Your case can be referred to the Interim Orders Committee at any stage of the process. This Committee is able to suspend or impose interim conditions on your registration if there is an immediate need to protect the public or it is in the public interest or the interests of the registrant, pending the outcome of a case at a Practice Committee.
If you are erased, suspended, or have conditions imposed by a Practice Committee and wish to appeal the decision, you have 28 days in which to submit an appeal to the High Court. If the Court agrees it can send the case back to a Practice Committee, substitute the decision for another one or quash the decision. The Professional Standards Authority for Health and Social Care (PSA) has the power to appeal a Practice Committee decision if they consider that the outcome was not sufficient for the protection of the public.

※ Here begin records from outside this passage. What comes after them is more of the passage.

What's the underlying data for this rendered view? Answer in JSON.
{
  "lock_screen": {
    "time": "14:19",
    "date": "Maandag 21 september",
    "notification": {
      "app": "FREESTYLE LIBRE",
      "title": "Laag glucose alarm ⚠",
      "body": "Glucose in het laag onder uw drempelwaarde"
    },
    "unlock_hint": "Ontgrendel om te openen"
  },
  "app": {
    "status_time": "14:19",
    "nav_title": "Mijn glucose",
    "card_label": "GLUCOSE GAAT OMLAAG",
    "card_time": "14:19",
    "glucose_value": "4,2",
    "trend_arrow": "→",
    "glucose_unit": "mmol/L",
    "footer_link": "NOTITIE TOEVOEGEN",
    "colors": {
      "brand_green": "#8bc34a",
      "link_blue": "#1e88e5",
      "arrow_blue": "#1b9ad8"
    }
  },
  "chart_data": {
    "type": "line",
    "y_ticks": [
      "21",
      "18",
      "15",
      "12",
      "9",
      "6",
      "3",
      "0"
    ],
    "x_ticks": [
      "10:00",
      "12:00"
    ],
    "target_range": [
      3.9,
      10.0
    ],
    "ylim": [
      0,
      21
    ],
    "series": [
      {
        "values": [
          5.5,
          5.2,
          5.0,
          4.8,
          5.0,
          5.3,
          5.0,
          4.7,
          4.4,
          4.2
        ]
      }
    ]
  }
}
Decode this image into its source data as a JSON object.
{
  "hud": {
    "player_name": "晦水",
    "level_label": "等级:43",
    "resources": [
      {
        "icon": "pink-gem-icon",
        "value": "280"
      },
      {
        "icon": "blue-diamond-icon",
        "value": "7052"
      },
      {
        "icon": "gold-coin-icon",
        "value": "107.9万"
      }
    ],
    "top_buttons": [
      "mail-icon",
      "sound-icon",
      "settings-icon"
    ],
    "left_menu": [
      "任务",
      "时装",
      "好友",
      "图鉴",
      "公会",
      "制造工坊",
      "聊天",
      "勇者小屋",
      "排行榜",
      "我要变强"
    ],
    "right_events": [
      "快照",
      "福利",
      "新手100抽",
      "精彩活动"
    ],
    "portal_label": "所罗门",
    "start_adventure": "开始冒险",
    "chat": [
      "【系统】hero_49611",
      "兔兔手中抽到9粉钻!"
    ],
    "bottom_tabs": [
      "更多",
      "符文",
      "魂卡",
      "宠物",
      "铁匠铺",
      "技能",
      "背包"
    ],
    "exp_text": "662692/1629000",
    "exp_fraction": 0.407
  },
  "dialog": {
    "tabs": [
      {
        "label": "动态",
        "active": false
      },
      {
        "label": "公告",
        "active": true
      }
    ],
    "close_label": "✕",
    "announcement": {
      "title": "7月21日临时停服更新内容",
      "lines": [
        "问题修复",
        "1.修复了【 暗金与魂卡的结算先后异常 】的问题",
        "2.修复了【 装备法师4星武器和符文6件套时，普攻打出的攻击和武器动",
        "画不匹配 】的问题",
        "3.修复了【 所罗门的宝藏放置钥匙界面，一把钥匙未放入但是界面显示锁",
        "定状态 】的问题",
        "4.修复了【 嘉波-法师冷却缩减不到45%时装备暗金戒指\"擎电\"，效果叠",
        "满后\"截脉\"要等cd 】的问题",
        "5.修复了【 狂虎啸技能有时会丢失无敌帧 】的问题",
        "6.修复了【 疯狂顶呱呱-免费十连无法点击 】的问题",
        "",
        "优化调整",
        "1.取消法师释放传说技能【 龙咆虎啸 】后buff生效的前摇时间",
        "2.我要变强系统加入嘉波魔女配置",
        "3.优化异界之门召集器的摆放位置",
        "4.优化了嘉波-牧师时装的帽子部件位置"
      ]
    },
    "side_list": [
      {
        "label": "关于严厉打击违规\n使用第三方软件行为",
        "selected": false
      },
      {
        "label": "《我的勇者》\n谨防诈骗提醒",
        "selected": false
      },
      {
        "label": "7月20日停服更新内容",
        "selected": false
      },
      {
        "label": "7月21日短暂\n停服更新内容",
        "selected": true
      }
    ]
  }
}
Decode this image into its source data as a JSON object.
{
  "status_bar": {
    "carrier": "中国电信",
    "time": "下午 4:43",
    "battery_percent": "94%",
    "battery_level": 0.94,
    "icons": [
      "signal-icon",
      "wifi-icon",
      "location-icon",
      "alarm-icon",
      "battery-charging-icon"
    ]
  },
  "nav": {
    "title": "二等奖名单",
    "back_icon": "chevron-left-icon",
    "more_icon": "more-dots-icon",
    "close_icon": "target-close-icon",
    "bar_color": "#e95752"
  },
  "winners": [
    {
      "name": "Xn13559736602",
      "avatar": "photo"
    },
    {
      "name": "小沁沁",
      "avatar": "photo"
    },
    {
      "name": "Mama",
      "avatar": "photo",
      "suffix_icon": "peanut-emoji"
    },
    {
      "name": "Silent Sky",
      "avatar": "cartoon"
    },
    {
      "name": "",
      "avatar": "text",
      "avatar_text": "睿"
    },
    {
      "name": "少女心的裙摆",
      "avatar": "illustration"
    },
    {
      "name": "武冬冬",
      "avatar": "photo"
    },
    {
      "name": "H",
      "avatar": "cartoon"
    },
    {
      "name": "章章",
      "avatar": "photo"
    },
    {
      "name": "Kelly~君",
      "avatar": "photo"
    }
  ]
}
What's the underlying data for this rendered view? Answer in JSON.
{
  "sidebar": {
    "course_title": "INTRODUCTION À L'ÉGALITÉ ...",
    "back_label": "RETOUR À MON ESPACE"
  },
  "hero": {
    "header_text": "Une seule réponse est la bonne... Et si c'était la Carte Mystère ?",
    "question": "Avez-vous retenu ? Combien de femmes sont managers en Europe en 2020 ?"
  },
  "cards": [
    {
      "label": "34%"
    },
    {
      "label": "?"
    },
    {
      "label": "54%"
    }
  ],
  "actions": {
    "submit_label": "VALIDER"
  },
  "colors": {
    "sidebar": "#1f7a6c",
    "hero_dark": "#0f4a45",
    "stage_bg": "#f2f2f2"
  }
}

If you are undergoing fitness to practise proceedings, you are strongly advised to seek legal advice – speak to your defence organisation if you have one. If you do not have legal representation, we have prepared an Information Guide for Unrepresented Registrants (216.9 KB, PDF) , so that you know what to expect during the process.
As part of our ongoing commitment to the health and wellbeing of our service users, we aim to identify vulnerable service users or those who may require additional support during the fitness to practise process. The support required may vary at each stage of the fitness to practise process and we will therefore review what additional support may be required as the case progresses.
Please do let your GDC contact know if you feel that there is any additional assistance that we can provide. We will keep information relating to health and wellbeing confidential in line with data protection legislation.
Such information may be shared with other organisations who can offer support but we will discuss this with you first before doing so. Witnesses and Informants should be aware that in limited circumstances we may need to disclose information to the registrant facing fitness to practise proceedings and if you have any questions about that then please raise them with your GDC contact.
Registrants will appreciate that if there are any concerns about their health and wellbeing that may put patients at risk the information may be used in fitness to practise proceedings.